The naming and the knowing
Between dim sum tomorrow afternoon and my flight home on Thursday, I have no plans. No real plans, anyway, the kind with dates and times and directions. I have a list - a list of places I think I might enjoy seeing, and a guidebook that seems to have solid recommendations so far.
I know I'd like to have a drink with Matthew's brother Daniel, since we haven't seen each other since we were teenagers, and I'm curious to see how much we think we've changed.
I know that I'd like to see Crutcher and Theresa, but I don't know if our schedules will coincide.
I know that I grabbed a page of clear labels and printed out the addresses of every friend I wanted to send a postcard to (except Noah, whose new mailing address I don't have, hint hint) but I don't know where I'll buy the cards.

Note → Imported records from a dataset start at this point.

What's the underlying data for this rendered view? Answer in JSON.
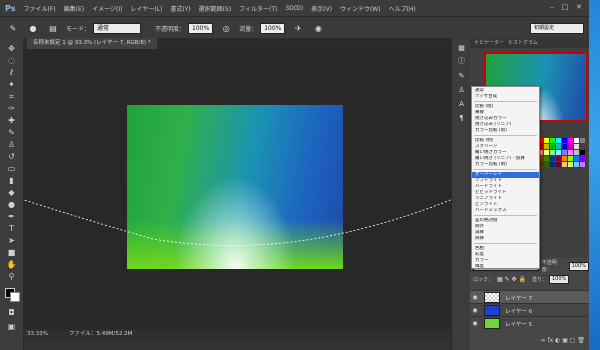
{
  "app": {
    "logo": "Ps",
    "menu": [
      "ファイル(F)",
      "編集(E)",
      "イメージ(I)",
      "レイヤー(L)",
      "書式(Y)",
      "選択範囲(S)",
      "フィルター(T)",
      "3D(D)",
      "表示(V)",
      "ウィンドウ(W)",
      "ヘルプ(H)"
    ]
  },
  "options": {
    "mode_label": "モード：",
    "mode_value": "通常",
    "opacity_label": "不透明度：",
    "opacity_value": "100%",
    "flow_label": "流量：",
    "flow_value": "100%",
    "workspace": "初期設定"
  },
  "document": {
    "tab_title": "名称未設定 1 @ 33.3% (レイヤー 7, RGB/8) *",
    "zoom": "33.33%",
    "file_info": "ファイル：5.49M/52.2M"
  },
  "panels": {
    "tabs": [
      "ナビゲーター",
      "ヒストグラム"
    ],
    "layers": {
      "blend_value": "通常",
      "opacity_label": "不透明度：",
      "opacity_value": "100%",
      "lock_label": "ロック：",
      "fill_label": "塗り：",
      "fill_value": "100%",
      "items": [
        {
          "name": "レイヤー 7",
          "thumb": "transparent"
        },
        {
          "name": "レイヤー 6",
          "thumb": "#1f3fd0"
        },
        {
          "name": "レイヤー 5",
          "thumb": "#6fd63a"
        }
      ]
    }
  },
  "blend_menu": {
    "items": [
      "通常",
      "ディザ合成",
      "比較 (暗)",
      "乗算",
      "焼き込みカラー",
      "焼き込み (リニア)",
      "カラー比較 (暗)",
      "比較 (明)",
      "スクリーン",
      "覆い焼きカラー",
      "覆い焼き (リニア) - 加算",
      "カラー比較 (明)",
      "オーバーレイ",
      "ソフトライト",
      "ハードライト",
      "ビビッドライト",
      "リニアライト",
      "ピンライト",
      "ハードミックス",
      "差の絶対値",
      "除外",
      "減算",
      "除算",
      "色相",
      "彩度",
      "カラー",
      "輝度"
    ],
    "selected": "オーバーレイ"
  },
  "colors": {
    "app_bg": "#323232",
    "accent": "#2f6fdc",
    "swatches": [
      "#ff0000",
      "#ffff00",
      "#00ff00",
      "#00ffff",
      "#0000ff",
      "#ff00ff",
      "#ffffff",
      "#808080",
      "#c00000",
      "#c0c000",
      "#00c000",
      "#00c0c0",
      "#0000c0",
      "#c000c0",
      "#e0e0e0",
      "#404040",
      "#ff8080",
      "#ffff80",
      "#80ff80",
      "#80ffff",
      "#8080ff",
      "#ff80ff",
      "#c0c0c0",
      "#000000",
      "#804000",
      "#408000",
      "#004080",
      "#800040",
      "#ff8000",
      "#80ff00",
      "#0080ff",
      "#8000ff",
      "#603000",
      "#306000",
      "#003060",
      "#600030",
      "#ffc080",
      "#c0ff80",
      "#80c0ff",
      "#c080ff"
    ]
  }
}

I know that once, I sent many of these same people postcards that were written while my toes were digging into the salty, warm sands of the Gulf of Mexico; a romantic part of me imagines that I will find someplace lovely, within sight of that bay bridge I've always wanted to see, and write those postcards. Afterwards, perhaps taking a picture to post, something to bring home later to say, "These filled my eyes while I thought of you and wrote to you."
The realist is packing my warm, cozy green hoodie (a gift I'll talk about later) because it might be too chilly to write. (Albeit not as chilly as the postcards I wrote from Colorado the night it dropped to -3F outside.)
I feel obligated, really, to make the most of this unexpected trip; to make the most of a stranger's kindness that is sending me across this vast countryside to be with my spouse, whose voice sounds tired on the phone when we get a chance to talk at night.
I have not grocery shopped in nearly three weeks. We are out of vegetables, out of every perishable except milk; tonight I borrowed two pieces of bread from Misty so that I could have a sandwich tomorrow without needing to buy a loaf of bread that would only spoil while I am gone.
I sewed to ease my nervousness, sewed with the stereo playing loudly and Tenzing nestled in my lap. Tonight I looked up post offices and store locations, typing them carefully into a text window for printing and putting in my backpack.
There are names. Names I don't know, like Embarcadero and Millbrae and Van Ness and Mission. I'll put on my best sweater and shoes before I go shopping in Nob Hill, my 'comfortable' shirt before shopping in Castro.
I will get on a plane even though I don't really care for flying, and reassure myself that it's just a plane and knit through the ascent. Somewhere between Huntsville, Houston, and that faraway San Francisco I'll eat the sandwich I made tonight, and land ready for dim sum and a spouse I haven't seen in a while.
Edmund hasn't been sure what's been different for the past two weeks. Tenzing has known, but not known what to do about it to make it better (except yowl a lot and sleep tucked next to me).
Me, I know. I get up at 4:15 a.m., catch my 6:30 a.m. flight, and barrel off of that Continental flight at something near a full run, because somewhere near an escalator or baggage claim is someone I've missed so much in the past two weeks that it's been an actual, physical ache.
For now, it's time to close this laptop, tuck my notebook and my reading material into my backpack, and get a shower. You cannot know a city just by planning to visit it. The naming of places comes first. Only by being there will there be knowing.
It's time to find out the differences between the two.